Milyarlarca dünyalının aradan geçen süreç içinde, Çin’deki zirveye gelene kadar katlanan boyutlarda ağır bedeller ödedikleri ortada... Antalya zirvesine ülkemiz kamuoyunda bağlanan umutları hele bir anımsamaya çalışalım... Çin zirvesine kadar başımıza gelenlerin canımızı en ağır boyutları ile yakan yaşadıklarımızı sıralamak bu köşeye sığmayacağı için en vahimleriyle aklımızdan geçirmeye çalışalım... Çin zirvesi odaklı bizi en çok ilgilendiren kamuoyumuza ulaşmakta olan müjdeli haberlere; Cumhurbaşkanı Erdoğan ile Çin-Rusya-Almanya- ABD liderleriyle yapılan ikili görüşmelerin, liderlerin ağızlarından doğrudan yapılan açıklamalardaki resmi bilgilendirmelerin, uzman oldukları varsayılanların değerlendirmelerinin satır aralarından çıkartılabilecek umutlu gelecek yorumlarını toplayalım...
***
Enseyi karartmak insanın yaşama sarılmasına, doğasına aykırı kuşkusuz, ama liderlerin çoğunlukla yan yana dururken ya da ayrı ayrı söylemlerini ölçü almak da, gerçekçi olmamak, iki ayağı üzerinde durmamak, sonrasında öngörülemeyen ağır düş kırıklıkları anlamına geliyor... AntalyaÇin zirveleri arasında neler umup neler yaşadıklarımızdan en azından dersler çıkaramazsak, iki ayağımızın üzerine yere sağlam basmak, dik durmak şöyle dursun, kendimizi aptal yerine koymak, olmaz mı?..
Dünya liderleri, siyasi sözcüleri, toplumsal yorumcuların tümü nerdeyse, Cemaatin yarım kalan darbe sürecinde tanıklık ettiğimiz gerçeklikler, 15 Temmuz öncesi ülkemizde gelinmiş nokta üzerinden, hem habersiz, hem sorumlu, hem de suçlu olmadıkları üzerinden yemin billah ediyorlar.
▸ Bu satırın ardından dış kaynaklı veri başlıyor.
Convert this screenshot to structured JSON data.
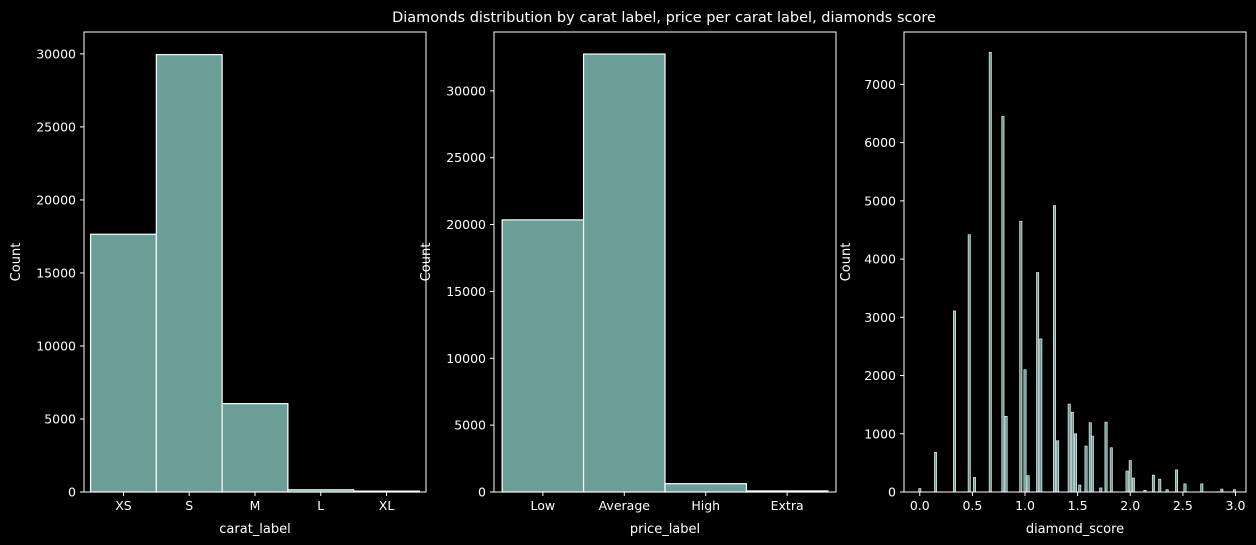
{
  "title": "Diamonds distribution by carat label, price per carat label, diamonds score",
  "colors": {
    "background": "#000000",
    "bar_fill": "#6a9e96",
    "bar_edge": "#ffffff",
    "text": "#ffffff"
  },
  "chart_data": [
    {
      "type": "bar",
      "categories": [
        "XS",
        "S",
        "M",
        "L",
        "XL"
      ],
      "values": [
        17650,
        29950,
        6050,
        150,
        60
      ],
      "xlabel": "carat_label",
      "ylabel": "Count",
      "ylim": [
        0,
        31500
      ],
      "yticks": [
        0,
        5000,
        10000,
        15000,
        20000,
        25000,
        30000
      ],
      "grid": false
    },
    {
      "type": "bar",
      "categories": [
        "Low",
        "Average",
        "High",
        "Extra"
      ],
      "values": [
        20350,
        32750,
        620,
        80
      ],
      "xlabel": "price_label",
      "ylabel": "Count",
      "ylim": [
        0,
        34400
      ],
      "yticks": [
        0,
        5000,
        10000,
        15000,
        20000,
        25000,
        30000
      ],
      "grid": false
    },
    {
      "type": "bar",
      "subtype": "histogram",
      "x": [
        0.0,
        0.15,
        0.33,
        0.47,
        0.52,
        0.67,
        0.79,
        0.82,
        0.96,
        1.0,
        1.03,
        1.12,
        1.15,
        1.28,
        1.31,
        1.42,
        1.45,
        1.48,
        1.52,
        1.58,
        1.62,
        1.64,
        1.72,
        1.77,
        1.82,
        1.97,
        2.0,
        2.03,
        2.14,
        2.22,
        2.28,
        2.35,
        2.44,
        2.52,
        2.68,
        2.87,
        2.99
      ],
      "values": [
        60,
        680,
        3110,
        4420,
        250,
        7550,
        6450,
        1300,
        4650,
        2100,
        280,
        3770,
        2630,
        4920,
        880,
        1510,
        1370,
        1000,
        120,
        790,
        1190,
        960,
        70,
        1200,
        760,
        360,
        540,
        240,
        30,
        290,
        220,
        40,
        380,
        140,
        140,
        50,
        40
      ],
      "bin_width": 0.022,
      "xlabel": "diamond_score",
      "ylabel": "Count",
      "xlim": [
        -0.15,
        3.1
      ],
      "ylim": [
        0,
        7900
      ],
      "xticks": [
        "0.0",
        "0.5",
        "1.0",
        "1.5",
        "2.0",
        "2.5",
        "3.0"
      ],
      "yticks": [
        0,
        1000,
        2000,
        3000,
        4000,
        5000,
        6000,
        7000
      ],
      "grid": false
    }
  ]
}
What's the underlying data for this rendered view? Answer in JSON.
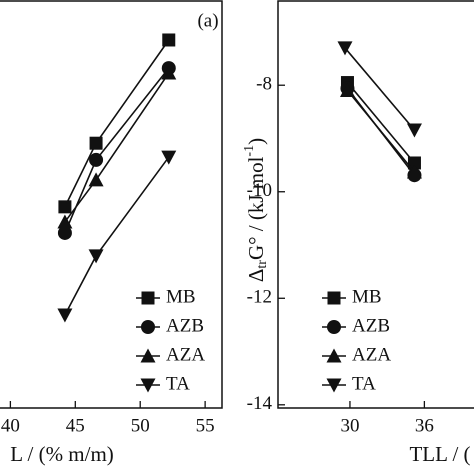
{
  "chart_data": [
    {
      "type": "line",
      "annotation": "(a)",
      "x_label": "L / (% m/m)",
      "xlim": [
        39.2,
        56.3
      ],
      "xticks": [
        40,
        45,
        50,
        55
      ],
      "ylim": [
        0,
        100
      ],
      "legend": "lower right",
      "series": [
        {
          "name": "MB",
          "marker": "square",
          "color": "#111111",
          "x": [
            44.2,
            46.6,
            52.2
          ],
          "values": [
            49.3,
            64.9,
            90.2
          ]
        },
        {
          "name": "AZB",
          "marker": "circle",
          "color": "#111111",
          "x": [
            44.2,
            46.6,
            52.2
          ],
          "values": [
            42.9,
            60.8,
            83.3
          ]
        },
        {
          "name": "AZA",
          "marker": "triangle-up",
          "color": "#111111",
          "x": [
            44.2,
            46.6,
            52.2
          ],
          "values": [
            45.6,
            55.9,
            82.1
          ]
        },
        {
          "name": "TA",
          "marker": "triangle-down",
          "color": "#111111",
          "x": [
            44.2,
            46.6,
            52.2
          ],
          "values": [
            22.8,
            37.3,
            61.5
          ]
        }
      ]
    },
    {
      "type": "line",
      "x_label": "TLL / (",
      "y_label": [
        "Δ",
        "tr",
        "G° / (kJ mol",
        "-1",
        ")"
      ],
      "xlim": [
        24.2,
        40
      ],
      "xticks": [
        30,
        36
      ],
      "ylim": [
        -14.06,
        -6.4
      ],
      "yticks": [
        -8,
        -10,
        -12,
        -14
      ],
      "legend": "lower left",
      "series": [
        {
          "name": "MB",
          "marker": "square",
          "color": "#111111",
          "x": [
            29.8,
            35.2
          ],
          "values": [
            -7.95,
            -9.46
          ]
        },
        {
          "name": "AZB",
          "marker": "circle",
          "color": "#111111",
          "x": [
            29.8,
            35.2
          ],
          "values": [
            -8.06,
            -9.69
          ]
        },
        {
          "name": "AZA",
          "marker": "triangle-up",
          "color": "#111111",
          "x": [
            29.8,
            35.2
          ],
          "values": [
            -8.1,
            -9.63
          ]
        },
        {
          "name": "TA",
          "marker": "triangle-down",
          "color": "#111111",
          "x": [
            29.6,
            35.2
          ],
          "values": [
            -7.3,
            -8.84
          ]
        }
      ]
    }
  ]
}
Söylemlere bakılırsa dünyanın gelişmiş, sorumlu, etkili ülkelerinin hem siyasal hem de ekonomik aktörleri, emperyal güç odakları... Örneğin Suriye’de 500 bin insanın ölümünden de asla sorumlu değiller... İç savaşlar bataklığına çekilmiş, daha da çekilmeye zorlanan bölge halkları, barış içinde birlikte yaşamanın insan hakları, hukuk devleti düzenleri, demokrasiler içindeki ilkelerini algılamada aptal kafalarımızı taşlara vurup akıllanmayı beceremezsek...
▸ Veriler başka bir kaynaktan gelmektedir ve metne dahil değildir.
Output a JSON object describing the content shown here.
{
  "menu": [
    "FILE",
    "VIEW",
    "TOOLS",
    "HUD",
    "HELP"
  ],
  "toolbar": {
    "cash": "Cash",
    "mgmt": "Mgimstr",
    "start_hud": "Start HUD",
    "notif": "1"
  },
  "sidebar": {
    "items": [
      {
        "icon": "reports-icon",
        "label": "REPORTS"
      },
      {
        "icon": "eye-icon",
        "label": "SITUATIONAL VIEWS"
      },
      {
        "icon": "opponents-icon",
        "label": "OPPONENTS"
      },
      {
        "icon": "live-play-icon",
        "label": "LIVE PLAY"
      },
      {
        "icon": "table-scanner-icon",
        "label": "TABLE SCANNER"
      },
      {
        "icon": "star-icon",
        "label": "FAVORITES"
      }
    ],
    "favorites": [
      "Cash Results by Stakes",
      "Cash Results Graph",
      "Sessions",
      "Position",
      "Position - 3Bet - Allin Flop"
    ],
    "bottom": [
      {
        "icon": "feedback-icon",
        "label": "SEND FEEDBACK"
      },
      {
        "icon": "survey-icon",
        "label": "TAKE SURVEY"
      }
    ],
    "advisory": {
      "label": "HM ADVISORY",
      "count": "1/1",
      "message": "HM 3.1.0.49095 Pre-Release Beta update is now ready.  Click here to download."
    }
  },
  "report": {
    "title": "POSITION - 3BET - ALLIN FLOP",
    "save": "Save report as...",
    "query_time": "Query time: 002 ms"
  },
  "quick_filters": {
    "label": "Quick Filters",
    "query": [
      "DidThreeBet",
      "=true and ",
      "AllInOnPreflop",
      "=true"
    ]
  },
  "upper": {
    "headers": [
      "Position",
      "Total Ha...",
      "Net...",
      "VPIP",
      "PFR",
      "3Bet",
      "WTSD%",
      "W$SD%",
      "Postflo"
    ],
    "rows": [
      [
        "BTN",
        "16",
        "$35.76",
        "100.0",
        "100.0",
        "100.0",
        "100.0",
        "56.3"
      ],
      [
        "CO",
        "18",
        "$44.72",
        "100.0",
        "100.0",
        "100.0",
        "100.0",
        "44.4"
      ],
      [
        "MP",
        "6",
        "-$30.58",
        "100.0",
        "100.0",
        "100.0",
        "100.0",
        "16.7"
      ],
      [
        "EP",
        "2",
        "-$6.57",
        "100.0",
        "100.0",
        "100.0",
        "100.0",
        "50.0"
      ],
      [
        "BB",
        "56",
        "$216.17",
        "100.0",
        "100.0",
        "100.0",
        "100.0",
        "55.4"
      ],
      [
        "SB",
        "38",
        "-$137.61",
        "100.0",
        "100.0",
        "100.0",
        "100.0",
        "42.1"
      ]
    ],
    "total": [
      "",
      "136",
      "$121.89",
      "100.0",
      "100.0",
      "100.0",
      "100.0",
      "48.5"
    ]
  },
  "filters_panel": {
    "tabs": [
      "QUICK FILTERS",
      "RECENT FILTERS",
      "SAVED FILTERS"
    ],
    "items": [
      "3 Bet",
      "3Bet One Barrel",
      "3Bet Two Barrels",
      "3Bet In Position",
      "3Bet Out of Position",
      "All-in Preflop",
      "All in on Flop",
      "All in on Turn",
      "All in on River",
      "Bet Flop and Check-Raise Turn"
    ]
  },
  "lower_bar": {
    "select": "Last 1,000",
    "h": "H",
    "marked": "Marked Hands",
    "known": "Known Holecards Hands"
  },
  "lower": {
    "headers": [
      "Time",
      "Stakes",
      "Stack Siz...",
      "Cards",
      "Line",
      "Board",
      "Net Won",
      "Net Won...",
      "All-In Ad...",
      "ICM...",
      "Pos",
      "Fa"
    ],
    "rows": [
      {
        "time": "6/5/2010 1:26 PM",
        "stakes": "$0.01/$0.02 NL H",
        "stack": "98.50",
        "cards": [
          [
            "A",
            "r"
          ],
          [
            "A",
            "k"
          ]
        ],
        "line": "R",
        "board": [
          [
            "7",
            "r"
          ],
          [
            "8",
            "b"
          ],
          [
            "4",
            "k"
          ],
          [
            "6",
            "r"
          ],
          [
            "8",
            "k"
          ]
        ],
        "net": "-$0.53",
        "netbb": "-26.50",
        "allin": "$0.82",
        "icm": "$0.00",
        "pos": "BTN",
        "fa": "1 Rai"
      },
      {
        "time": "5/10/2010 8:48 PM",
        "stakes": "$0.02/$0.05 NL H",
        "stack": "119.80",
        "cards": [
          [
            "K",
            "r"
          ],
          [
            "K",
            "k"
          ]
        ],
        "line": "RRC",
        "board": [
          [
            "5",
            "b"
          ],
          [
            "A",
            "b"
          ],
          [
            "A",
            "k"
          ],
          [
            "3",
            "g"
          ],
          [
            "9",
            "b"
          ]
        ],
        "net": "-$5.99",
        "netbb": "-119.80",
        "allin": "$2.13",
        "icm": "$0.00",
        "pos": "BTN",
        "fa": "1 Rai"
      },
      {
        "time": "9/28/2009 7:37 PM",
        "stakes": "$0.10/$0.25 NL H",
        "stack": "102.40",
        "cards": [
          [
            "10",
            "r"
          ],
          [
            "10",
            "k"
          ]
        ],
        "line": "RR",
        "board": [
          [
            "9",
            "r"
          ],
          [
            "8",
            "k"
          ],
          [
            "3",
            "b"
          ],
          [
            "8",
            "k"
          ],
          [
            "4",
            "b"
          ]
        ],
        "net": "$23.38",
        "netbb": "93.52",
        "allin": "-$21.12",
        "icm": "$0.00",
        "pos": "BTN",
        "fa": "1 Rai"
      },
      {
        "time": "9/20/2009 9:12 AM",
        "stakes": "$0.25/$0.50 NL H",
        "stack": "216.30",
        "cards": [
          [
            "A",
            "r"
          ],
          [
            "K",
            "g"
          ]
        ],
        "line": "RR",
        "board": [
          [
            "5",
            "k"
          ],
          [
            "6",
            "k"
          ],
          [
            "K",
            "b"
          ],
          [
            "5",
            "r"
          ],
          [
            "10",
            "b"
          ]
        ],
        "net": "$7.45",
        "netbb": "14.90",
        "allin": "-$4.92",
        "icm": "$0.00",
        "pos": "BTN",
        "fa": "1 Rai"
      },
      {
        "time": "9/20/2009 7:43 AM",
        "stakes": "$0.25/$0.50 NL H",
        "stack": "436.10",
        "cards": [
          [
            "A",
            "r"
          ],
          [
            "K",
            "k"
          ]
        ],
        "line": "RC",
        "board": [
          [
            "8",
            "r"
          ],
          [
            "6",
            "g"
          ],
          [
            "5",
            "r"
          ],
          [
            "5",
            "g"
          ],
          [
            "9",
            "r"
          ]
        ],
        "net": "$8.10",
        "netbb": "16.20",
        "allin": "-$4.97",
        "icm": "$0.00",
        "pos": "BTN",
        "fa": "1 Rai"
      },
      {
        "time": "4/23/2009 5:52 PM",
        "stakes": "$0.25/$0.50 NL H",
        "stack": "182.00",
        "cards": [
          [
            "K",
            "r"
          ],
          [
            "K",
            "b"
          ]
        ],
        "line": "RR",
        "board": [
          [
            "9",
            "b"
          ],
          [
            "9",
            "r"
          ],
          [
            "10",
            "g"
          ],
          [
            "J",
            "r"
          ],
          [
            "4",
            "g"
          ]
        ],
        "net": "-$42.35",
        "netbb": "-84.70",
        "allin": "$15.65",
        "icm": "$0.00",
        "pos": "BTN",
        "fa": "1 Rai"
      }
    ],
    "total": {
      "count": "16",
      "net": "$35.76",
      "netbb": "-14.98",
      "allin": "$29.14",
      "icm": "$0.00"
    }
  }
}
Emperyal çıkarlar adına oynanan kirli oyunların tuzaklarının şaşmaz, bizleri her tür alt kimlik, ırklar, inançlar, mezhepler, aşiretler üzerinden kırdırma formülleriyle gözlerimizin kan görmesini durduramazsak... Geriye kalan insandan yana kötünün en iyisi formül, yol gidişinde, emperyal güç, çıkar dengelerinin, düzenin kendi krizleri, kaosu üzerinden, yeni dengelerin üretilmesi zorunluluklarından çıkabilecek umut kırıntıları ancak olabilir...
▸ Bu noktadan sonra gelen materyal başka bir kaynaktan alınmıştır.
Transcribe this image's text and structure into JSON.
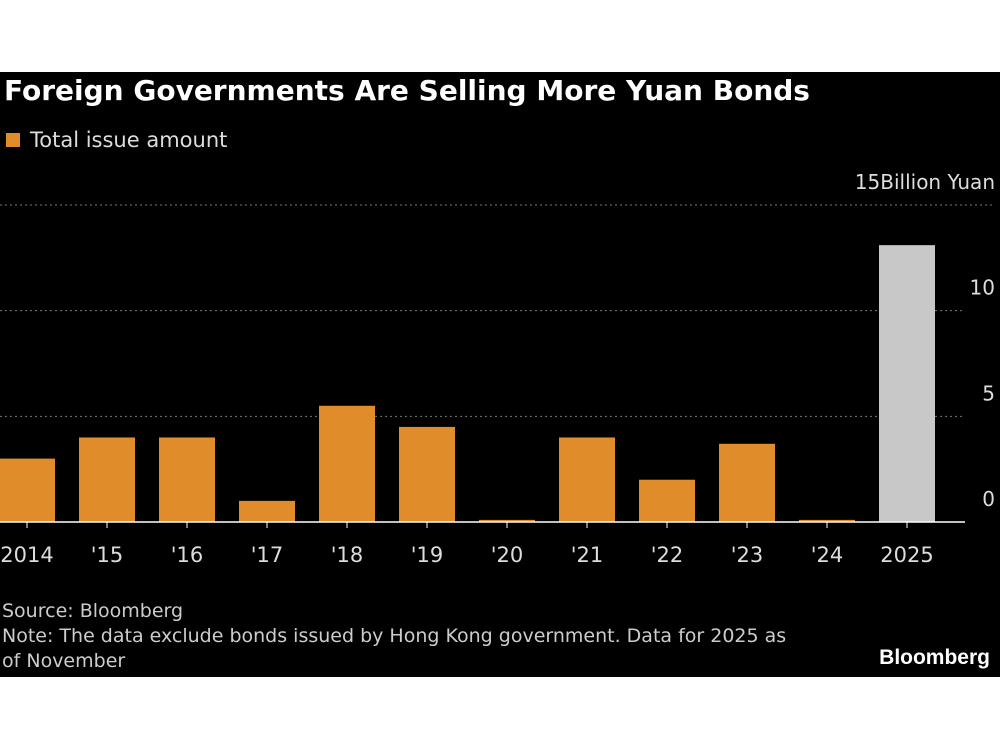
{
  "chart_data": {
    "type": "bar",
    "title": "Foreign Governments Are Selling More Yuan Bonds",
    "categories": [
      "2014",
      "'15",
      "'16",
      "'17",
      "'18",
      "'19",
      "'20",
      "'21",
      "'22",
      "'23",
      "'24",
      "2025"
    ],
    "series": [
      {
        "name": "Total issue amount",
        "color": "#e08c2b",
        "values": [
          3.0,
          4.0,
          4.0,
          1.0,
          5.5,
          4.5,
          0.1,
          4.0,
          2.0,
          3.7,
          0.1,
          13.1
        ]
      }
    ],
    "bar_colors": [
      "#e08c2b",
      "#e08c2b",
      "#e08c2b",
      "#e08c2b",
      "#e08c2b",
      "#e08c2b",
      "#e08c2b",
      "#e08c2b",
      "#e08c2b",
      "#e08c2b",
      "#e08c2b",
      "#c8c8c8"
    ],
    "ylim": [
      0,
      15
    ],
    "yticks": [
      0,
      5,
      10,
      {
        "value": 15,
        "label": "15Billion Yuan"
      }
    ],
    "grid": true,
    "source": "Source: Bloomberg",
    "note": "Note: The data exclude bonds issued by Hong Kong government. Data for 2025 as of November",
    "brand": "Bloomberg"
  }
}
Yeni dünya düzeni sömürü çarklarının işleyişinde evrensel, ülkesel hukuk düzeni çarklarının ayaklar altına alınmasından; insanlık vicdanının bir elli yıl öncesi kadar bile kanamadığı ortada... Çocuklarını yaşatabilmek için yollara düşen göçmenlerin, çocuklarının yaşadıkları insanlık dramlarının en acıtıcı fotoğraf karelerinin bile, siyasal erklerin insanlık dışı kararları için ancak birkaç günlük caydırıcı etkileri oluyor. Ortadoğu’da en insanlık dışı cinayetlerden sorumlu terör örgütüleri, diktatörlükler ya da süper güç devletlerin kirli çıkar savaşları adına maşa yapılan taşeron güçlerin cinayet vahşetlerinde... Dur, durak, barış umudu, kaosun, bataklığın kendisi, birbirlerine güçlerinin, dişlerinin yetmemesi noktası mı olacak?